Les prévisions sont établies à partir des travaux de Wood Mackenzie sur l’estimation du prix de revient et de la valeur des actifs, indiquait M. Whiteside, qui impliquent de comprendre les divers éléments entrant dans le coût d’un site ainsi que l’étape de production de l’actif et la durée de vie de la mine. Une exploitation cuprifère éprouvée pourrait, par exemple, renforcer son coefficient de recouvrement alors même que sa teneur de tête décline, augmentant au fil du temps le mouvement total du matériel et l’utilisation d’énergie. La société aligne ensuite cette information sur les facteurs liés aux émissions de diesel et la source d’énergie du site pour prévoir les émissions à venir.

Difficultés liées aux données

Les outils de surveillance et de modélisation des émissions à tous les niveaux rencontrent un enjeu commun, à savoir la qualité des données.

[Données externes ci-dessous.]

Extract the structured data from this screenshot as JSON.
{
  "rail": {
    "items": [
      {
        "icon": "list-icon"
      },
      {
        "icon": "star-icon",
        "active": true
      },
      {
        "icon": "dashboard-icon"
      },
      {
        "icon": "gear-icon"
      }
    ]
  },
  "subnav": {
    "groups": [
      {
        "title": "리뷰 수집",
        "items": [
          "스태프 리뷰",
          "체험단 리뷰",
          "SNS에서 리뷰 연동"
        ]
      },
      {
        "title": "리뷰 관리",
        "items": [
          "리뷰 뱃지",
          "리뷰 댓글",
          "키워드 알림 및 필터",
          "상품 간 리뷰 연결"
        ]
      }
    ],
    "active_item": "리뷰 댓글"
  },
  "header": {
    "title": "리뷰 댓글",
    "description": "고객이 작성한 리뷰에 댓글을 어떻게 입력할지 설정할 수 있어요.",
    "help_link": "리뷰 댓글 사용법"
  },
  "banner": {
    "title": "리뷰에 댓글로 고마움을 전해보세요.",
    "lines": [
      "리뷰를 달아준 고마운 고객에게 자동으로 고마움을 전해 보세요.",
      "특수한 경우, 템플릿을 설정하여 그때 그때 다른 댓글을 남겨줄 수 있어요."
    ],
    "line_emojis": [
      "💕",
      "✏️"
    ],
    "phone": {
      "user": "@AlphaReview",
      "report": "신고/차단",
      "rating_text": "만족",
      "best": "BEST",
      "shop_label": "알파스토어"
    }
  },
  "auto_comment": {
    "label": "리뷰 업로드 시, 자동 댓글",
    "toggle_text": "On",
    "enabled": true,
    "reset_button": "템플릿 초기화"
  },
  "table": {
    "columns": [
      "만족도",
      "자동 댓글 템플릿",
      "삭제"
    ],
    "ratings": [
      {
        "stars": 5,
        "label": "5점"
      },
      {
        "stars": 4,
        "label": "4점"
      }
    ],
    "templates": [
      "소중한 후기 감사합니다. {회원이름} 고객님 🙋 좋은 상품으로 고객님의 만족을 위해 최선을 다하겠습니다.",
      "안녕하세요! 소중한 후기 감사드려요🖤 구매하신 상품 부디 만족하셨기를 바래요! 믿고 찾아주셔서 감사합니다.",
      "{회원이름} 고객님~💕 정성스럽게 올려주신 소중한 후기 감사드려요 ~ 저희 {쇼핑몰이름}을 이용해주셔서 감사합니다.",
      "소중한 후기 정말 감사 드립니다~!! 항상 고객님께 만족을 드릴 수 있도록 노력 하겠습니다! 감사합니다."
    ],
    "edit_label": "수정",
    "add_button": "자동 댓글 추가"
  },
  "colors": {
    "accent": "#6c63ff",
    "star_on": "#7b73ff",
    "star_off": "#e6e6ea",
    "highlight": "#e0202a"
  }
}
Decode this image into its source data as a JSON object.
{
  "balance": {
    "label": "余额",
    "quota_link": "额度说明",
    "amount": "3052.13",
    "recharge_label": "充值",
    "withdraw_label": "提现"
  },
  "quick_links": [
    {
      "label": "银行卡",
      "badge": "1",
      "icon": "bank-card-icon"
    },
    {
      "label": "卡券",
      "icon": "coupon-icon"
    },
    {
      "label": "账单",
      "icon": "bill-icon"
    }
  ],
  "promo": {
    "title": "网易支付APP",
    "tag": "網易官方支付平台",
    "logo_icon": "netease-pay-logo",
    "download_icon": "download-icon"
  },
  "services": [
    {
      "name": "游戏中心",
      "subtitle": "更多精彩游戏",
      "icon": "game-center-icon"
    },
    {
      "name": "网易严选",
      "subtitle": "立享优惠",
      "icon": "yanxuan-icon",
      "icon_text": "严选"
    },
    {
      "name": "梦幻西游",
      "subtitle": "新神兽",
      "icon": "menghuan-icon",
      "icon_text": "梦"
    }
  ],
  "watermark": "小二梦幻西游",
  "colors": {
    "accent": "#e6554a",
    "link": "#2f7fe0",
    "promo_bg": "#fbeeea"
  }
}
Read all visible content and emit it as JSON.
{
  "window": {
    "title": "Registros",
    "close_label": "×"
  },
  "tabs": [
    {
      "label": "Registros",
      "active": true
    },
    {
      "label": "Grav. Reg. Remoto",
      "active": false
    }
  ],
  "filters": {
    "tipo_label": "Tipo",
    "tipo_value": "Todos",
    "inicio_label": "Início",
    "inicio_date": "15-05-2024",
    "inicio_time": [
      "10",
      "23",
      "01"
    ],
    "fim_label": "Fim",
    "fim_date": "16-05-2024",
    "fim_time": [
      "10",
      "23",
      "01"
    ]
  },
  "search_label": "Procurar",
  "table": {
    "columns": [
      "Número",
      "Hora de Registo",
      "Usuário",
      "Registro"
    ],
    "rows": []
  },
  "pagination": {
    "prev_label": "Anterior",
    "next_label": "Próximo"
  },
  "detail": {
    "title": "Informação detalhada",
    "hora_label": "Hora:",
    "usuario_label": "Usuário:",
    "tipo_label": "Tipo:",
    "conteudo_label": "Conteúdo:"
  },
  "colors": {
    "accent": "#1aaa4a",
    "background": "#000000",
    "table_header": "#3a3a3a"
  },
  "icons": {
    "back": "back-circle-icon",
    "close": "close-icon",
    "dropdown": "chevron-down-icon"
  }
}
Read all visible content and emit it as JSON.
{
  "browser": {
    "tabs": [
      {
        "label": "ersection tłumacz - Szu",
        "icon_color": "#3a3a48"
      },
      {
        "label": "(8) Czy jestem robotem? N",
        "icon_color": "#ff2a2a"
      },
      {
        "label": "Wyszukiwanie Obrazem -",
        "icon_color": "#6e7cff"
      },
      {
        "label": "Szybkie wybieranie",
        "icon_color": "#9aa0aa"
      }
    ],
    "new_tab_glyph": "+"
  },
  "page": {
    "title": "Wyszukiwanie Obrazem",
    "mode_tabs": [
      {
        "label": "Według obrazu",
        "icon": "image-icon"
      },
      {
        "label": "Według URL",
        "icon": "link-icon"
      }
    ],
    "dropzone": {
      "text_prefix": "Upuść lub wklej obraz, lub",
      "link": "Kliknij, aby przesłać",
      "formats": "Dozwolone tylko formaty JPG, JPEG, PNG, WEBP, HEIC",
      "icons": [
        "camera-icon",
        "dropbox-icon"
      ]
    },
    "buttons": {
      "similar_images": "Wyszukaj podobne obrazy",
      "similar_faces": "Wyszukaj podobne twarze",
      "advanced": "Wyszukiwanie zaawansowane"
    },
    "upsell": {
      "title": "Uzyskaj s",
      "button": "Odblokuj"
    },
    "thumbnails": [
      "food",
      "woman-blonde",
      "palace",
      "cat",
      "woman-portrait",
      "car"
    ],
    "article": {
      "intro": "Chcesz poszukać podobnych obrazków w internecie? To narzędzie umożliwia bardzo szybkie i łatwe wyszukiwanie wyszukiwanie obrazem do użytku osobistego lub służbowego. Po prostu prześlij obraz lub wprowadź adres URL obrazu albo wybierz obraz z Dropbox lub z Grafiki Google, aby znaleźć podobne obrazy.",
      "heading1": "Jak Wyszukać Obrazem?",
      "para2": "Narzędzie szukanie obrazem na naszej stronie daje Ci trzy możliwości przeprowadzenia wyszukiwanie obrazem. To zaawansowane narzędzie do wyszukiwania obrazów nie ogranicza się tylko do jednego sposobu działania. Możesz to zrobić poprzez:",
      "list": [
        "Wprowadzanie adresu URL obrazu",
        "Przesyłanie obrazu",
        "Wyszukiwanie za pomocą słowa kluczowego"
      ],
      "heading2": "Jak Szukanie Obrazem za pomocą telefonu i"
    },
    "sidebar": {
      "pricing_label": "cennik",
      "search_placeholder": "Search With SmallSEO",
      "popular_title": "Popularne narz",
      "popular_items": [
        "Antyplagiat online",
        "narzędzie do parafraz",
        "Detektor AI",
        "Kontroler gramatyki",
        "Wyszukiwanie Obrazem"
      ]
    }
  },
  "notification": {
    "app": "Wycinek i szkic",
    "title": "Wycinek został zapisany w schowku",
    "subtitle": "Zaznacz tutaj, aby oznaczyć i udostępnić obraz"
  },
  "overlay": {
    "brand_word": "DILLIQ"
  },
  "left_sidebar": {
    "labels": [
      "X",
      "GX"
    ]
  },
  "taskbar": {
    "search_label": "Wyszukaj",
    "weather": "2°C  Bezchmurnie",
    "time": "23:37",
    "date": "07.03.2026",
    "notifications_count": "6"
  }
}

Lorsque les chercheurs australiens ont commencé à mettre au point le GGEMT, il leur est rapidement paru évident que de nombreux facteurs influencent le profil de GES d’un site. Les liens entre ces facteurs sont encore mal compris, indiquait M. Yahyaei. Par exemple, « le lien entre l’électrification de différentes étapes de l’exploitation minière et l’intensité des émissions de GES d’une part, et l’intégration de solutions de réduction des émissions de champ d’application 3 dans l’outil d’autre part, requièrent de la recherche permettant de comprendre les facteurs sous-jacents [qui] établissent le rapport avec les émissions de GES et modélisent leurs interdépendances ».

Pour tenter de justifier ces liens, le GGEMT utilise ce que l’on appelle la modélisation dynamique des systèmes, un type de simulation qui conjecture des liens dans les procédés et les utilise afin d’identifier les dépendances entre les variables qui pourraient affecter les émissions d’un site. Toutefois, M. Yahyaei indiquait que l’outil ne s’intéresse actuellement qu’aux émissions de champs d’application 1 et 2 à « un niveau très élevé ».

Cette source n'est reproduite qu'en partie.